We'll Make Our Own Luck, You Dumb Swede!

horace-engdahl-headshot.jpg(What, none of you have ever seen Summer Rental?)

Until yesterday, most Americans had never heard of Horace Engdahl, the permanent secretary of the Nobel Prize-distributing Swedish Academy; it's not as if the literary historian and critic has ever had a book published here. Maybe that's why he told the Associated Press that America's authors probably won't need to worry about booking flights to Stockholm any time soon: "The U.S. is too isolated, too insular," Engdahl said. "They don't translate enough and don't really participate in the big dialogue of literature. That ignorance is restraining."

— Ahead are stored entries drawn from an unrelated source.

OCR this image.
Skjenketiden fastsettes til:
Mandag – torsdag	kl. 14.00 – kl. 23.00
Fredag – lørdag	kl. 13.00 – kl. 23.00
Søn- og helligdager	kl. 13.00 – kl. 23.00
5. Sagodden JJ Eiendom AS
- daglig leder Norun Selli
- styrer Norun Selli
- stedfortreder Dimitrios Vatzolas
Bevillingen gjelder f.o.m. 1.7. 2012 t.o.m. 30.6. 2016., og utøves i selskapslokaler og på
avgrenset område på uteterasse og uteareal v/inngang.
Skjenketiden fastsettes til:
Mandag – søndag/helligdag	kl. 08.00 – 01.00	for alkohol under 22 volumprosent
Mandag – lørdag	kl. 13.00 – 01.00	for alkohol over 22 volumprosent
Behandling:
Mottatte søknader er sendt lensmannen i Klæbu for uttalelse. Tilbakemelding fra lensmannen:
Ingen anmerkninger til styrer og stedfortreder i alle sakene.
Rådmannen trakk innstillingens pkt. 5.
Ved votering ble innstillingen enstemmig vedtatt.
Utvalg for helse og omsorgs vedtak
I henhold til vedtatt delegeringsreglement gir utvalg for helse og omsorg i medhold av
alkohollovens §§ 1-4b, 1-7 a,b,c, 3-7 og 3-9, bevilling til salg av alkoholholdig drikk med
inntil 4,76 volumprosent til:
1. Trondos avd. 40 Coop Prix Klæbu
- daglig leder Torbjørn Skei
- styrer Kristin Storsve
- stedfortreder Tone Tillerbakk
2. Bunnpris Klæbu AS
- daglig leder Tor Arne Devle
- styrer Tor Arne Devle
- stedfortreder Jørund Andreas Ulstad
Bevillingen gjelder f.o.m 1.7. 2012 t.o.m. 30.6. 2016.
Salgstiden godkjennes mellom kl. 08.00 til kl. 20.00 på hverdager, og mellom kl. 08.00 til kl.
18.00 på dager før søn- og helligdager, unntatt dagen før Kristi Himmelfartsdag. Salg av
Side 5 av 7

We're not entirely sure how Engdahl makes the leap from American publishers not cranking out more world literature in translation to American novelists not being as good as their European counterparts, but then Engdahl's grasp on reality seems a bit shaky in other ways. Like when he explains what a literary paradise Europe is because "it is only here where you can be left alone and write, without being beaten to death." Try telling that to the family of Dutch filmmaker Theo van Gogh, who was shot by a religious fanatic who then proceeded to nearly cut the head off his corpse, all because he didn't like van Gogh's film about violence against women in Islamic societies. (Well, okay, technically van Gogh wasn't a writer, and he wasn't beaten to death. But still.)

The AP gets New Yorker editor David Remnick and National Book Foundation president Harold Augenbraum to stand up for American letters, and we could all think of an author or two worthy of consideration, but, really, apart from the $1.3 million, does it really matter what the Swedish Academy thinks?

It seems, at first glance, that the only impact of the Nobel on American book publishing is a possible uptick for the non-American writers who win it; when you look at the Americans who've received the medal, from Sinclair Lewis in 1930 to Toni Morrison in 1993, our general impression is that they tended to already sell strongly by the time Sweden recognized their greatness. (There are possible exceptions, primarily foreign-born authors like Isaac Bashevis Singer and Joseph Brodsky. And we freely admit we're guesstimating here; any insights from people who've actually published Nobel laureates and can check the numbers would be most welcome.)